Spécialiste de la culture japonaise, la doctorante en sociologie Valérie Harvey a épluché les mangas en version originale. À partir des textes et des images, elle a analysé divers éléments narratifs qui forgent le récit. Son constat, publié dans le dernier tome de la collection L'univers social des arts martiaux aux Presses de l'Université Laval, est que cette œuvre est représentative des valeurs japonaises.
Naruto, précisons-le, est un shônen manga, c'est-à-dire une bande dessinée pour adolescents. L'histoire est celle de Naruto Uzumaki, un orphelin qui s'entraîne pour devenir le plus grand ninja et le chef de son village. À l'intérieur de lui se trouve un démon destructeur, le renard à neuf queues, dont la force lui brûle littéralement la peau. Peu à peu, il apprendra à se servir de ce pouvoir pour devenir aussi puissant que le soleil.
Pour Valérie Harvey, le parcours de ce protagoniste incarne bien la philosophie des Japonais en ce qui a trait au succès. «La force de Naruto lui vient de tous ceux qui ont cru en lui et qui lui ont permis d'avancer et d'atteindre un niveau supérieur. Au Japon, la réussite est avant tout collective. Le succès n'est pas dû au talent d'une seule personne comme c'est le cas dans le monde occidental, où l'on encense les gens qui réussissent par eux-mêmes.»
À l'instar de Naruto, le récit comprend son lot de métaphores et de symboles. Le pays du Feu, où vit le personnage, représente le Japon, situé sur la ceinture de feu du Pacifique, une zone en proie aux volcans et aux tremblements de terre. Créature à la fois bénéfique et maléfique, le renard à neuf queues incarne la résilience de la population face aux désastres de la nature. Le pays de la Foudre, avec son armée puissante, est symbolique de la manière dont les Japonais perçoivent les États-Unis. Ses habitants sont les seuls à avoir des physionomies différentes et diverses couleurs de peaux. Parmi eux, Samui est sans doute l'archétype de la pin-up hollywoodienne, avec ses cheveux blond platine, sa taille fine et sa poitrine surdimensionnée.

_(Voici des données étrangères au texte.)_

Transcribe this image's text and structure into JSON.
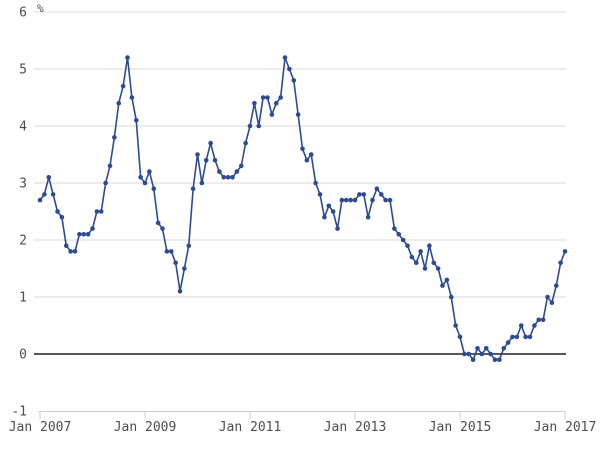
{
  "chart_data": {
    "type": "line",
    "title": "",
    "xlabel": "",
    "ylabel": "%",
    "unit_label": "%",
    "legend_position": "none",
    "grid": "horizontal",
    "x_axis": {
      "start_label": "Jan 2007",
      "end_label": "Jan 2017",
      "frequency": "monthly",
      "tick_labels": [
        "Jan 2007",
        "Jan 2009",
        "Jan 2011",
        "Jan 2013",
        "Jan 2015",
        "Jan 2017"
      ],
      "tick_interval_months": 24
    },
    "y_axis": {
      "min": -1,
      "max": 6,
      "tick_values": [
        6,
        5,
        4,
        3,
        2,
        1,
        0,
        -1
      ],
      "tick_labels": [
        "6",
        "5",
        "4",
        "3",
        "2",
        "1",
        "0",
        "-1"
      ],
      "zero_line": true
    },
    "series": [
      {
        "name": "",
        "marker": "circle",
        "color": "#2c4b94",
        "values": [
          2.7,
          2.8,
          3.1,
          2.8,
          2.5,
          2.4,
          1.9,
          1.8,
          1.8,
          2.1,
          2.1,
          2.1,
          2.2,
          2.5,
          2.5,
          3.0,
          3.3,
          3.8,
          4.4,
          4.7,
          5.2,
          4.5,
          4.1,
          3.1,
          3.0,
          3.2,
          2.9,
          2.3,
          2.2,
          1.8,
          1.8,
          1.6,
          1.1,
          1.5,
          1.9,
          2.9,
          3.5,
          3.0,
          3.4,
          3.7,
          3.4,
          3.2,
          3.1,
          3.1,
          3.1,
          3.2,
          3.3,
          3.7,
          4.0,
          4.4,
          4.0,
          4.5,
          4.5,
          4.2,
          4.4,
          4.5,
          5.2,
          5.0,
          4.8,
          4.2,
          3.6,
          3.4,
          3.5,
          3.0,
          2.8,
          2.4,
          2.6,
          2.5,
          2.2,
          2.7,
          2.7,
          2.7,
          2.7,
          2.8,
          2.8,
          2.4,
          2.7,
          2.9,
          2.8,
          2.7,
          2.7,
          2.2,
          2.1,
          2.0,
          1.9,
          1.7,
          1.6,
          1.8,
          1.5,
          1.9,
          1.6,
          1.5,
          1.2,
          1.3,
          1.0,
          0.5,
          0.3,
          0.0,
          0.0,
          -0.1,
          0.1,
          0.0,
          0.1,
          0.0,
          -0.1,
          -0.1,
          0.1,
          0.2,
          0.3,
          0.3,
          0.5,
          0.3,
          0.3,
          0.5,
          0.6,
          0.6,
          1.0,
          0.9,
          1.2,
          1.6,
          1.8
        ]
      }
    ],
    "colors": {
      "line": "#2c4b94",
      "marker": "#2c4b94",
      "grid": "#d9d9d9",
      "zero_line": "#58585a",
      "axis_line": "#c7d0d9",
      "tick_text": "#4d4d4d"
    }
  }
}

Contrairement à d'autres mangas, les personnages féminins sont nombreux dans Naruto. Très souvent, ils occupent des fonctions de leaders ou ont de super pouvoirs. «Avec Naruto, on évite le syndrome de la Schtroumpfette, soit le fait de mettre en scène un ou deux personnages féminins à des fins décoratives. Cela ne veut pas dire que l'on est exempt de problèmes. La plupart des femmes puissantes dans Naruto sont célibataires. Soit elles souffrent parce qu'elles sont seules, soit elles sont amoureuses de quelqu'un qui ne les aime pas ou qui les aime mal. Pour fonder une famille, elles doivent mettre un terme à leur vie de guerrière. À l'inverse, les exemples d'hommes puissants qui ont une famille sont nombreux.»
Une fois de plus, ce choix narratif n'est pas anodin. Dans le cadre de sa maîtrise en sociologie, qui portait sur la maternité au Japon, Valérie Harvey a découvert que les femmes sont placées devant un choix déchirant: travailler ou avoir des enfants. Les rôles de genre et la pression sociale exigent des Japonaises qu'elles restent à la maison pour s'occuper de leur bébé. «Plusieurs femmes qui ont des emplois importants se retirent du marché du travail une fois qu'elles deviennent mères. Dans d'autres cas, elles font le choix de ne pas avoir d'enfant afin de poursuivre leur carrière. On se retrouve donc dans la même situation que celle des femmes fortes dans Naruto.»
Bien qu'il présente un univers on ne peut plus japonais, Naruto véhicule des messages qui font écho aux préoccupations des jeunes à travers le monde, selon la doctorante. Entre autres, une grande importance est accordée à l'alliance avec les plus petits et à la paix entre les peuples. «Le monde réel de ce début du 21e siècle peint un portrait tendu des relations entre les dirigeants des différents pays, entre les religions aussi. […] Les discours du manga Naruto qui portent l'espoir que la paix soit possible, par une plus grande harmonie entre les peuples, ont sans doute besoin d'être entendus dans le monde réel, bien au-delà des limites de la fiction d'où il émerge», conclut l'auteure dans son étude.